CIA-operated U-2 spy planes in Area 51 generated UFO rumors, and when the first allegations surfaced many experts believed the altitudes were impossible for manned aircraft – in fact various “UFO” or “UAP” sightings may in fact be phenomena connected to classified tech.
Before 1945, the idea of a single bomb destroying an entire city seemed fantastical to most observers – and yet the atomic bomb was developed in total secrecy during WWII (Manhattan Project).
The point is that what appears impossible to the public today may become routine tomorrow after years of black-budget research and compartmentalized development.
It is true that none of this proves that Iran destroyed an American or Israeli weather weapon.

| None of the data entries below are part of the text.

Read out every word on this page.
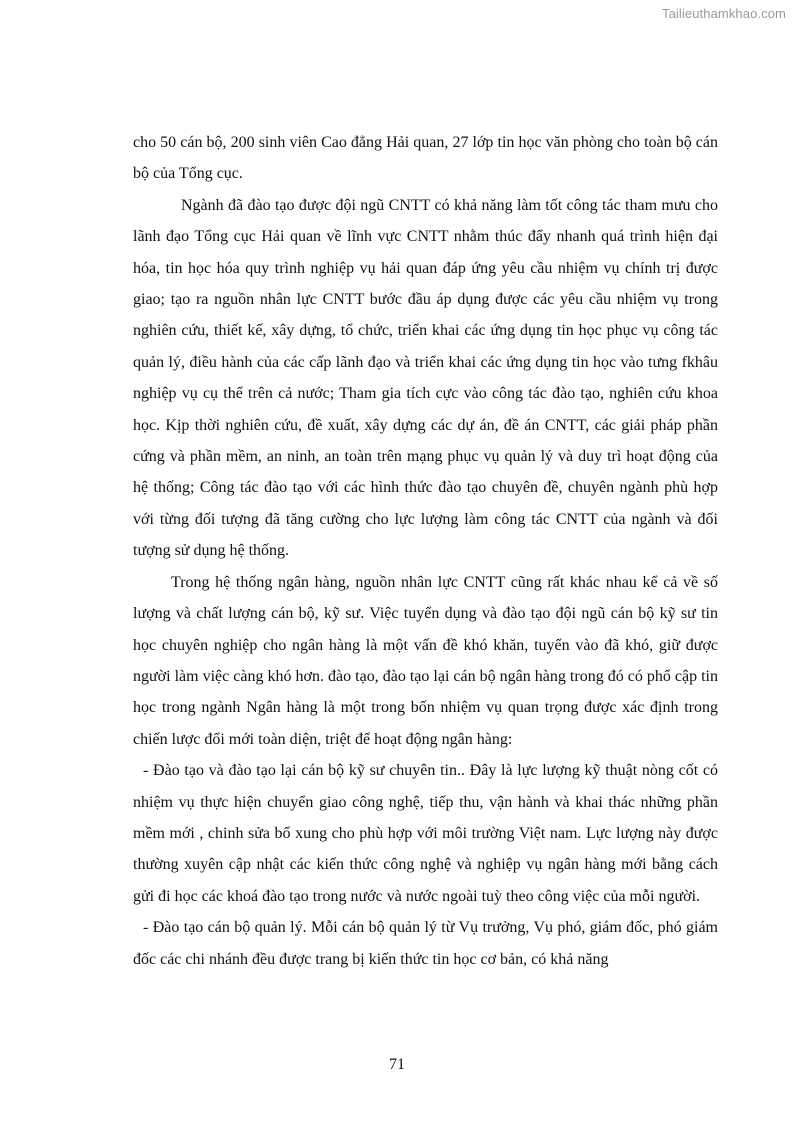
Tailieuthamkhao.com

cho 50 cán bộ, 200 sinh viên Cao đẳng Hải quan, 27 lớp tin học văn phòng cho toàn bộ cán bộ của Tổng cục.

Ngành đã đào tạo được đội ngũ CNTT có khả năng làm tốt công tác tham mưu cho lãnh đạo Tổng cục Hải quan về lĩnh vực CNTT nhằm thúc đẩy nhanh quá trình hiện đại hóa, tin học hóa quy trình nghiệp vụ hải quan đáp ứng yêu cầu nhiệm vụ chính trị được giao; tạo ra nguồn nhân lực CNTT bước đầu áp dụng được các yêu cầu nhiệm vụ trong nghiên cứu, thiết kế, xây dựng, tổ chức, triển khai các ứng dụng tin học phục vụ công tác quản lý, điều hành của các cấp lãnh đạo và triển khai các ứng dụng tin học vào tưng fkhâu nghiệp vụ cụ thể trên cả nước; Tham gia tích cực vào công tác đào tạo, nghiên cứu khoa học. Kịp thời nghiên cứu, đề xuất, xây dựng các dự án, đề án CNTT, các giải pháp phần cứng và phần mềm, an ninh, an toàn trên mạng phục vụ quản lý và duy trì hoạt động của hệ thống; Công tác đào tạo với các hình thức đào tạo chuyên đề, chuyên ngành phù hợp với từng đối tượng đã tăng cường cho lực lượng làm công tác CNTT của ngành và đối tượng sử dụng hệ thống.

Trong hệ thống ngân hàng, nguồn nhân lực CNTT cũng rất khác nhau kể cả về số lượng và chất lượng cán bộ, kỹ sư. Việc tuyển dụng và đào tạo đội ngũ cán bộ kỹ sư tin học chuyên nghiệp cho ngân hàng là một vấn đề khó khăn, tuyển vào đã khó, giữ được người làm việc càng khó hơn. đào tạo, đào tạo lại cán bộ ngân hàng trong đó có phổ cập tin học trong ngành Ngân hàng là một trong bốn nhiệm vụ quan trọng được xác định trong chiến lược đổi mới toàn diện, triệt để hoạt động ngân hàng:

- Đào tạo và đào tạo lại cán bộ kỹ sư chuyên tin.. Đây là lực lượng kỹ thuật nòng cốt có nhiệm vụ thực hiện chuyển giao công nghệ, tiếp thu, vận hành và khai thác những phần mềm mới , chinh sửa bổ xung cho phù hợp với môi trường Việt nam. Lực lượng này được thường xuyên cập nhật các kiến thức công nghệ và nghiệp vụ ngân hàng mới bằng cách gửi đi học các khoá đào tạo trong nước và nước ngoài tuỳ theo công việc của mỗi người.

- Đào tạo cán bộ quản lý. Mỗi cán bộ quản lý từ Vụ trưởng, Vụ phó, giám đốc, phó giám đốc các chi nhánh đều được trang bị kiến thức tin học cơ bản, có khả năng

71
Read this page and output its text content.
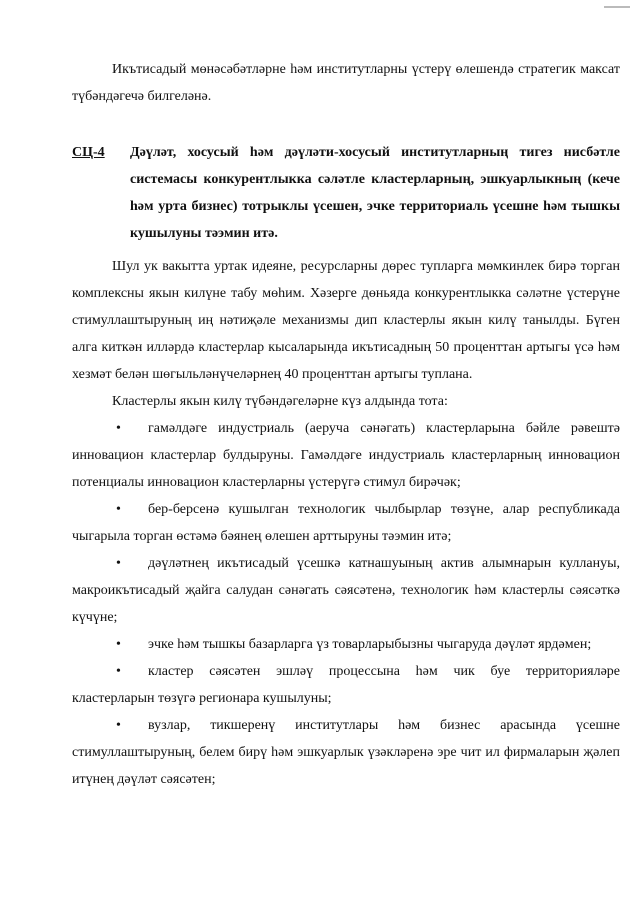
Икътисадый мөнәсәбәтләрне һәм институтларны үстерү өлешендә стратегик максат түбәндәгечә билгеләнә.

СЦ-4	Дәүләт, хосусый һәм дәүләти-хосусый институтларның тигез нисбәтле системасы конкурентлыкка сәләтле кластерларның, эшкуарлыкның (кече һәм урта бизнес) тотрыклы үсешен, эчке территориаль үсешне һәм тышкы кушылуны тәэмин итә.

Шул ук вакытта уртак идеяне, ресурсларны дөрес тупларга мөмкинлек бирә торган комплексны якын килүне табу мөһим. Хәзерге дөньяда конкурентлыкка сәләтне үстерүне стимуллаштыруның иң нәтиҗәле механизмы дип кластерлы якын килү танылды. Бүген алга киткән илләрдә кластерлар кысаларында икътисадның 50 проценттан артыгы үсә һәм хезмәт белән шөгыльләнүчеләрнең 40 проценттан артыгы туплана.

Кластерлы якын килү түбәндәгеләрне күз алдында тота:

• гамәлдәге индустриаль (аеруча сәнәгать) кластерларына бәйле рәвештә инновацион кластерлар булдыруны. Гамәлдәге индустриаль кластерларның инновацион потенциалы инновацион кластерларны үстерүгә стимул бирәчәк;
• бер-берсенә кушылган технологик чылбырлар төзүне, алар республикада чыгарыла торган өстәмә бәянең өлешен арттыруны тәэмин итә;
• дәүләтнең икътисадый үсешкә катнашуының актив алымнарын куллануы, макроикътисадый җайга салудан сәнәгать сәясәтенә, технологик һәм кластерлы сәясәткә күчүне;
• эчке һәм тышкы базарларга үз товарларыбызны чыгаруда дәүләт ярдәмен;
• кластер сәясәтен эшләү процессына һәм чик буе территорияләре кластерларын төзүгә регионара кушылуны;
• вузлар, тикшеренү институтлары һәм бизнес арасында үсешне стимуллаштыруның, белем бирү һәм эшкуарлык үзәкләренә эре чит ил фирмаларын җәлеп итүнең дәүләт сәясәтен;
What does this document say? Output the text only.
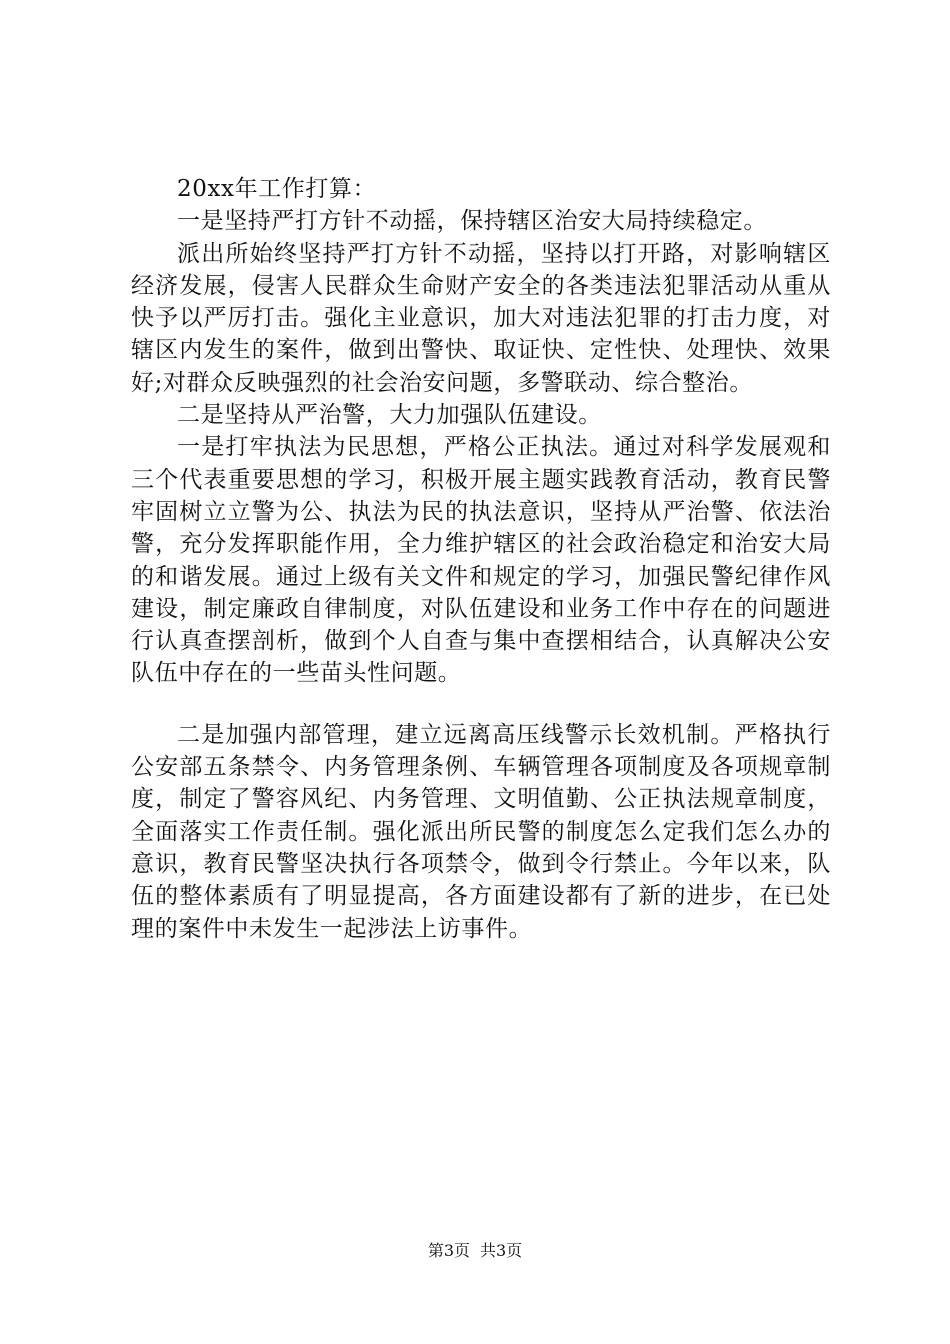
20xx年工作打算：

一是坚持严打方针不动摇，保持辖区治安大局持续稳定。

派出所始终坚持严打方针不动摇，坚持以打开路，对影响辖区经济发展，侵害人民群众生命财产安全的各类违法犯罪活动从重从快予以严厉打击。强化主业意识，加大对违法犯罪的打击力度，对辖区内发生的案件，做到出警快、取证快、定性快、处理快、效果好;对群众反映强烈的社会治安问题，多警联动、综合整治。

二是坚持从严治警，大力加强队伍建设。

一是打牢执法为民思想，严格公正执法。通过对科学发展观和三个代表重要思想的学习，积极开展主题实践教育活动，教育民警牢固树立立警为公、执法为民的执法意识，坚持从严治警、依法治警，充分发挥职能作用，全力维护辖区的社会政治稳定和治安大局的和谐发展。通过上级有关文件和规定的学习，加强民警纪律作风建设，制定廉政自律制度，对队伍建设和业务工作中存在的问题进行认真查摆剖析，做到个人自查与集中查摆相结合，认真解决公安队伍中存在的一些苗头性问题。

二是加强内部管理，建立远离高压线警示长效机制。严格执行公安部五条禁令、内务管理条例、车辆管理各项制度及各项规章制度，制定了警容风纪、内务管理、文明值勤、公正执法规章制度，全面落实工作责任制。强化派出所民警的制度怎么定我们怎么办的意识，教育民警坚决执行各项禁令，做到令行禁止。今年以来，队伍的整体素质有了明显提高，各方面建设都有了新的进步，在已处理的案件中未发生一起涉法上访事件。

第3页 共3页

Droughts and rainfall patterns have many causes, and climate systems are notoriously complex.
Yet the timing of recent events in Iran inevitably raises eyebrows. Combined with growing global interest in geoengineering, all the documented historical precedents, ongoing cloud-seeding programs, and the strategic incentives, the allegations deserve investigation rather than mockery.
Professor Al-Rodhan’s warning should therefore be taken seriously. Weather warfare, conducted in the Vietnam era, remains a potential future domain of competition, addressed by international law.
It is true that extraordinary claims require extraordinary evidence. It is also true that history has repeatedly shown that extraordinary secrecy can produce capabilities that surprise the world when revealed. In an age of hybrid warfare, gray-zone competition, and increasingly sophisticated climate technologies, speculation about covert weather-modification activities is not absurd at all.
Whether Iran’s suspicions ultimately prove justified (regarding drought in the Gulf) remains unknown. In any case, the suspicions themselves indicate the atmosphere is becoming yet another geopolitical battleground.